Críticas


CANNES 2022: “ARMAGEDDON TIME”

De: JAMES GRAY
Com: ANTHONY HOPKINS, ANNE HATHAWAY, JEREMY STRONG, BANKS REPETA, JAYLIN WEBB
20.05.2022
Por Marcelo Janot
As muitas mortes do sonho americano em um filme pessoal e ao mesmo tempo necessário.

Nova York, 1980. Paul tem 12 anos, acabou de perder o avô, o único membro da família com quem se identificava, e detesta a escola particular de elite, “formadora de líderes”, em que os pais (com o suporte financeiro do avô) o matricularam na esperança de que ele deixasse de ser o aluno relapso que “só pensa em artes” e andava em “más companhias” na escola pública. A “má companhia” é Johnny, o único negro da turma antiga, repetente e constantemente humilhado por professores, que quer no futuro ser astronauta da NASA.

Numa tentativa desesperada de escapar daquele mundo e perseguir seu sonho americano juvenil na Flórida do Cabo Canaveral e do então prestes a ser inaugurado parque de diversões Epcot Center, ambos decidem roubar um dos recém–lançados computadores pessoais da Apple que a turma de Paul usava na escola particular. Naquela mesma noite, enquanto Johnny tenta vender o aparelho numa loja de penhores cujo dono seria de confiança sua, Paul o aguarda do lado de fora sonhando acordado com a ensolarada Flórida.

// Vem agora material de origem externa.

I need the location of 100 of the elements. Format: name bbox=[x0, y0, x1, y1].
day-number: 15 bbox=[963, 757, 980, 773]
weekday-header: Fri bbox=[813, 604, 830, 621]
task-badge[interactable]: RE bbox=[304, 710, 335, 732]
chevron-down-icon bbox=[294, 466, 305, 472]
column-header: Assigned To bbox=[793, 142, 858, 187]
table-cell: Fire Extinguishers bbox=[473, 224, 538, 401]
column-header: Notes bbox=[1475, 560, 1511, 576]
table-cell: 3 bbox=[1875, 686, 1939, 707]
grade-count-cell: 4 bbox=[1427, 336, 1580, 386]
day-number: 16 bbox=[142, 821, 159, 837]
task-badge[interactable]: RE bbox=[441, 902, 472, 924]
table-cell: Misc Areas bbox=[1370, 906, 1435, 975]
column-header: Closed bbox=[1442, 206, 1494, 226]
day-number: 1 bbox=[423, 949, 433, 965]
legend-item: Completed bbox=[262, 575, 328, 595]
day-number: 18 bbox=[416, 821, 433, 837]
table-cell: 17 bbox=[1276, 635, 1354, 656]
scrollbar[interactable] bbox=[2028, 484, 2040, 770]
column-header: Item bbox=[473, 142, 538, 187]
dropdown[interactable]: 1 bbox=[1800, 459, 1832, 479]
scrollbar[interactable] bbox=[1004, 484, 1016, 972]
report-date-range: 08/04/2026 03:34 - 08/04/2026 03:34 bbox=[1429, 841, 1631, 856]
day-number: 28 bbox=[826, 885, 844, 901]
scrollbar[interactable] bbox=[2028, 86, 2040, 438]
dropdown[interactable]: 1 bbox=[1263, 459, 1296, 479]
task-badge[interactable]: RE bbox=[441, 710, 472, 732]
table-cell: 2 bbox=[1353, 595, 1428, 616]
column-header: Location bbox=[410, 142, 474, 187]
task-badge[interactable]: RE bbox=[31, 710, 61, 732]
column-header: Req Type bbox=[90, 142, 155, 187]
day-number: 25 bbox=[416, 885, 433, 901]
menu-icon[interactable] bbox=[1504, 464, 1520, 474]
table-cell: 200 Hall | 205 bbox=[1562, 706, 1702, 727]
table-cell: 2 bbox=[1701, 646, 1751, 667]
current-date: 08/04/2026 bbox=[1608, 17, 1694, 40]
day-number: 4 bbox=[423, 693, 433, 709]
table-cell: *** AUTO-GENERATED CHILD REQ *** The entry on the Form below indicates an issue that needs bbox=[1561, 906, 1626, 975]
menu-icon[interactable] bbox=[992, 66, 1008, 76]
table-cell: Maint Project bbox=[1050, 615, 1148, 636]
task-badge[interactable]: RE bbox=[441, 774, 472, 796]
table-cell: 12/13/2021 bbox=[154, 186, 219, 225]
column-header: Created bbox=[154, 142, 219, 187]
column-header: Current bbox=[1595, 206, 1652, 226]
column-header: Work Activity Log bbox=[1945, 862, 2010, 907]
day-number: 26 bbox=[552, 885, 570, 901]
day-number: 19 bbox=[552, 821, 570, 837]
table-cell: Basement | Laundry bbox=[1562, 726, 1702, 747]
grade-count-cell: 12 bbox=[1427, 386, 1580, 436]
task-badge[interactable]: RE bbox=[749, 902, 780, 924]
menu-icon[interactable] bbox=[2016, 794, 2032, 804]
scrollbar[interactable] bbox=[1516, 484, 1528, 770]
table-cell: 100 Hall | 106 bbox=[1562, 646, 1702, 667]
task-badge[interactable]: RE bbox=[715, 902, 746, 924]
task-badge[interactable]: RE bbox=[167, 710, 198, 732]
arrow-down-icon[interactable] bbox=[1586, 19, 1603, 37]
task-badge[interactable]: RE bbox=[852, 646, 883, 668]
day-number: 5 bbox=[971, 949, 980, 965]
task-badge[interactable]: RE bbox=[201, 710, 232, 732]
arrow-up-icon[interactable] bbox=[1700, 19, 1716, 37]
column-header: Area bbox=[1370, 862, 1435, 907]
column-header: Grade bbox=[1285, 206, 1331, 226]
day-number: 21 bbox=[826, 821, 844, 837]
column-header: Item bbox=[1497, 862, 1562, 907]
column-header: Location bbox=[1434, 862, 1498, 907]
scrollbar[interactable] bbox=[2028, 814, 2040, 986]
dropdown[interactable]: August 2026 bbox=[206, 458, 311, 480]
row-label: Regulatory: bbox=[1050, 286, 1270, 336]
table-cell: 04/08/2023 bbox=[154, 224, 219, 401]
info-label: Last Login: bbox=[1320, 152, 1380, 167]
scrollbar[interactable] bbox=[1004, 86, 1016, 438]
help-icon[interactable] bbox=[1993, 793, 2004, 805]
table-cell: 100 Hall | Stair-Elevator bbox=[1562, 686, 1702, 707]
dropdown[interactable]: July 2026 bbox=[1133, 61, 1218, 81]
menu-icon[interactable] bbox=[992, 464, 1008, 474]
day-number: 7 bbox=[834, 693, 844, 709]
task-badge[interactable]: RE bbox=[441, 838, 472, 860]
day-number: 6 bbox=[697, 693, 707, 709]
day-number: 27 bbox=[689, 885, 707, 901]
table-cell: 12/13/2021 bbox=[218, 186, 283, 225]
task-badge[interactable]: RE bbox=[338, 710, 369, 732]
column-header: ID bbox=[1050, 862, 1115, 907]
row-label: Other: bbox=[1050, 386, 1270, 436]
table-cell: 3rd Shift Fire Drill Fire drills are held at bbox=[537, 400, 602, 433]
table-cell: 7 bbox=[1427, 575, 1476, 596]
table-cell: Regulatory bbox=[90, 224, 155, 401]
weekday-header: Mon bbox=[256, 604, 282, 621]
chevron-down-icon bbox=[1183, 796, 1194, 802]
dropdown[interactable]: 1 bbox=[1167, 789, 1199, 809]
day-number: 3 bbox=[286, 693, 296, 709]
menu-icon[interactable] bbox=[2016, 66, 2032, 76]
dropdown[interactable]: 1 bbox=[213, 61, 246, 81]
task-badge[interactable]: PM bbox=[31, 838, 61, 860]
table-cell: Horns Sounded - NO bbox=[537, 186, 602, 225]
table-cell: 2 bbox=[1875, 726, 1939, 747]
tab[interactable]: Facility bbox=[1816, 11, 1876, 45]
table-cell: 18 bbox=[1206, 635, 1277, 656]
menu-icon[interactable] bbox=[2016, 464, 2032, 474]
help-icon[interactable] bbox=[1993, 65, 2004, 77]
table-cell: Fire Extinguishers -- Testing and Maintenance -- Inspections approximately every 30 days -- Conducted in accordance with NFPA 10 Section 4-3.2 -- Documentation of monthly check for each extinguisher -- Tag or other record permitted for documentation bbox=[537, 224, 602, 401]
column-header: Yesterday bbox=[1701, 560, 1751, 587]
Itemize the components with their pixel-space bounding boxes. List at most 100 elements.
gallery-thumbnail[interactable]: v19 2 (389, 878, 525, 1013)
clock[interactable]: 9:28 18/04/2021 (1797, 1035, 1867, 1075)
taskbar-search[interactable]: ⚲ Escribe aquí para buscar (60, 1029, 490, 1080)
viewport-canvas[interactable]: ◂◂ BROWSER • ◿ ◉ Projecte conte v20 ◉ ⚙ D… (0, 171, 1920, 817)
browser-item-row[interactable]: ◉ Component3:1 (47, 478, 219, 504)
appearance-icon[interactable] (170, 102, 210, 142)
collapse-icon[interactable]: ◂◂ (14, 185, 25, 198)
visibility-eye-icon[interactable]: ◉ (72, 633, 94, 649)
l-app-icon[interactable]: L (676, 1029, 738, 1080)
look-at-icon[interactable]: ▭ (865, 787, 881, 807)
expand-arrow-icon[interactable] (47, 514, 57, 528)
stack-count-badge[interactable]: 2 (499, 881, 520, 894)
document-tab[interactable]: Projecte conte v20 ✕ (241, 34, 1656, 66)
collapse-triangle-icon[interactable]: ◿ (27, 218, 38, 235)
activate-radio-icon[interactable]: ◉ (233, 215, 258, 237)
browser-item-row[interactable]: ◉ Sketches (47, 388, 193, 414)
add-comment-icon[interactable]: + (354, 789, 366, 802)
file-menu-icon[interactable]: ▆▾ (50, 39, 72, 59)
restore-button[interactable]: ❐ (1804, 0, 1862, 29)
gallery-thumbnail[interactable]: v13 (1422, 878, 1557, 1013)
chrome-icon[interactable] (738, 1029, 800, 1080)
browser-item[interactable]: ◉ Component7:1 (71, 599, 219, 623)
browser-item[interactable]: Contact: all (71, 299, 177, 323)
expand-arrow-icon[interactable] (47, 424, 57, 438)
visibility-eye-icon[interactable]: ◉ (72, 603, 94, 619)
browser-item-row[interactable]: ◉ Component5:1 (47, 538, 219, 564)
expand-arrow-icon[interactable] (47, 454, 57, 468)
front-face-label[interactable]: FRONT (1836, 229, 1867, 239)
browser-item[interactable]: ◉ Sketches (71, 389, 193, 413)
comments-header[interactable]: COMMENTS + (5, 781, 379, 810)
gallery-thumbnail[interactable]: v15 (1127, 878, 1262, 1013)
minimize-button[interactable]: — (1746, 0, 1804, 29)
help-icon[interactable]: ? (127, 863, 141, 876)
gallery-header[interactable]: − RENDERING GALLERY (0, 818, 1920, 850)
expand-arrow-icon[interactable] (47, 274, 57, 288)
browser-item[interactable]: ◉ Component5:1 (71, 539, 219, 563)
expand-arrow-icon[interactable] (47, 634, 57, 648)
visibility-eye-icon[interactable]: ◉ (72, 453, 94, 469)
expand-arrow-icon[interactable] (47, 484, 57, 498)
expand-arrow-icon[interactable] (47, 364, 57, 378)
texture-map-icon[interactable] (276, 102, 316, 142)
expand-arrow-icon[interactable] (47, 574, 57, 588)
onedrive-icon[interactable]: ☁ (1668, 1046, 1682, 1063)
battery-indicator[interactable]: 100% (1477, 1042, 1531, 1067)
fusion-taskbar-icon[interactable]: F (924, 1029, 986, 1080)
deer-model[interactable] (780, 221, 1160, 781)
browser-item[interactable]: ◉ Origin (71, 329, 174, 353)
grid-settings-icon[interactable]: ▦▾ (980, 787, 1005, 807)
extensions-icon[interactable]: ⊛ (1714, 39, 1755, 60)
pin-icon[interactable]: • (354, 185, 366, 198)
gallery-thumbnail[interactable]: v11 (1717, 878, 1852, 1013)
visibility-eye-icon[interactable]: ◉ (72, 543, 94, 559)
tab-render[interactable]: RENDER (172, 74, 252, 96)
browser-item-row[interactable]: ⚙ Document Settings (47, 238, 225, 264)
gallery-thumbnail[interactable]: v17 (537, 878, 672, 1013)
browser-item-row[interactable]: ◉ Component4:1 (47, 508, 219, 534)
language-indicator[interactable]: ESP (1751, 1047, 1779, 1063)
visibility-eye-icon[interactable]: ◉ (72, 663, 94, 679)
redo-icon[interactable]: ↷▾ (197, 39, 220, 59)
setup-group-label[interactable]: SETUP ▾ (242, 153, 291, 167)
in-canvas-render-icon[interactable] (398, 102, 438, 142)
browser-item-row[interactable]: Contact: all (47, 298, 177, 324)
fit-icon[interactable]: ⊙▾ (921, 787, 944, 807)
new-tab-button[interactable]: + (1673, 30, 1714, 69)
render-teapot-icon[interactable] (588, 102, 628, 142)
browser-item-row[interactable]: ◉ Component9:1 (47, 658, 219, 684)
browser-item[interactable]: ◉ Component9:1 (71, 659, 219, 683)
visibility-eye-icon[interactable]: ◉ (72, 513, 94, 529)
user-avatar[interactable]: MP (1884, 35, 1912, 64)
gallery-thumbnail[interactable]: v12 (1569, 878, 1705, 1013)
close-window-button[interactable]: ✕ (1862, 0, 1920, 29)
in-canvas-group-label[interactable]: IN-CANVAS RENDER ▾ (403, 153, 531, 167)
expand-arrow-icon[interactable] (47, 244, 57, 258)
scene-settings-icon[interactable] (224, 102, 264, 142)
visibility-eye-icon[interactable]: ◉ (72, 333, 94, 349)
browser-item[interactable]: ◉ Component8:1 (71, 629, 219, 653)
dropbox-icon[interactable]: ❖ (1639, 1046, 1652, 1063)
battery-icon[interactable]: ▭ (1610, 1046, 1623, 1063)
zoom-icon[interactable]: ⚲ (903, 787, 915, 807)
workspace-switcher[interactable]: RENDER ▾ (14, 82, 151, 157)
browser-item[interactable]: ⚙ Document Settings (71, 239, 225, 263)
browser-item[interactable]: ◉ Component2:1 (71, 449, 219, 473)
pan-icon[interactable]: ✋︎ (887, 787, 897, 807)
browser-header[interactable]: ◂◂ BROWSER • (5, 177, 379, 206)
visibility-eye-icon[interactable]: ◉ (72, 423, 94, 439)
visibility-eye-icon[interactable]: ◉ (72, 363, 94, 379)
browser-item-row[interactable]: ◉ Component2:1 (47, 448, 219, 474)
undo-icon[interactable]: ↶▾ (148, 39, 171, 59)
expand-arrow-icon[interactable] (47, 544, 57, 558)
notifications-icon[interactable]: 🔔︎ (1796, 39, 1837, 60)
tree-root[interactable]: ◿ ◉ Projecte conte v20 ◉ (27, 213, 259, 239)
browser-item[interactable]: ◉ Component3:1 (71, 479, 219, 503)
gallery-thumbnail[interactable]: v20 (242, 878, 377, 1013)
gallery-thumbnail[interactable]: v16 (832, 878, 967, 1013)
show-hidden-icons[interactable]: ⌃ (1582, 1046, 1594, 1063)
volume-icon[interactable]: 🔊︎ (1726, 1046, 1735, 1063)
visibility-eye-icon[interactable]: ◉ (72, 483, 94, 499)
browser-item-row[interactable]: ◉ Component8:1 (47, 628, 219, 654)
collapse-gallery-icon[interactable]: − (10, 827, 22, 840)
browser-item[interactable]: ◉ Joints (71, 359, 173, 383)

A cena, uma das mais emblemáticas de “Armaggedon Time”, novo filme de James Gray, parece uma citação/homenagem a “Midnight Cowboy” (1969), de John Schlesinger, na cena em que Dustin Hoffman também visualiza uma vida de riqueza na Flórida esperando em frente ao hotel em que seu amigo, o garoto de programa vivido por Jon Voight, está tentando arrancar dinheiro de senhoras abastadas e carentes.

Ninguém na coletiva de imprensa em Cannes perguntou a Gray se a referência era proposital ou coincidência, mas pouco importa. Em ambos os casos é ali que o Sonho Americano (com maiúsculas) começa a ruir, separados por uma década. De Nixon a Reagan, o pesadelo se impôs afetando diversas gerações. O diretor James Gray tinha 12 anos em 1980 (Paul é inspirado nele) e no filme reproduz uma fala de sua avó, que disse que a eleição de Reagan no fim daquele ano representaria um inevitável Armageddon provocado por uma guerra nuclear.

O Armaggedon não aconteceu ainda, mas o principal recado que seu filme deixa é o de que ovo da serpente que resulta no trumpismo já estava sendo chocado ali, na Nova York dos anos 80 em que era evidente como a segregação racial e o privilégio branco permaneciam a pleno vapor, tendo como símbolo a escola privada em que Gray/Paul estudou, financiada por...Fred Trump, já àquela altura um grande empreendedor imobiliário no Queens e pai de Donald.

Gray, um dos melhores e mais regulares diretores americanos contemporâneos (“Ad Astra”, “Era Uma Vez em Nova York”, “Amantes”), não está revisitando seu passado cabotinamente como tantas obras autobiográficas que falam mais ao ego do realizador. Ele percebe a importância de entendermos, refletirmos e passarmos aos nossos filhos o que aconteceu para que tenhamos chegado a esse ponto como sociedade. E “Armaggedon Time” faz isso de maneira agridoce, narrado com seu talento habitual, deixando ao fim uma necessária e não tão agradável sensação de melancolia.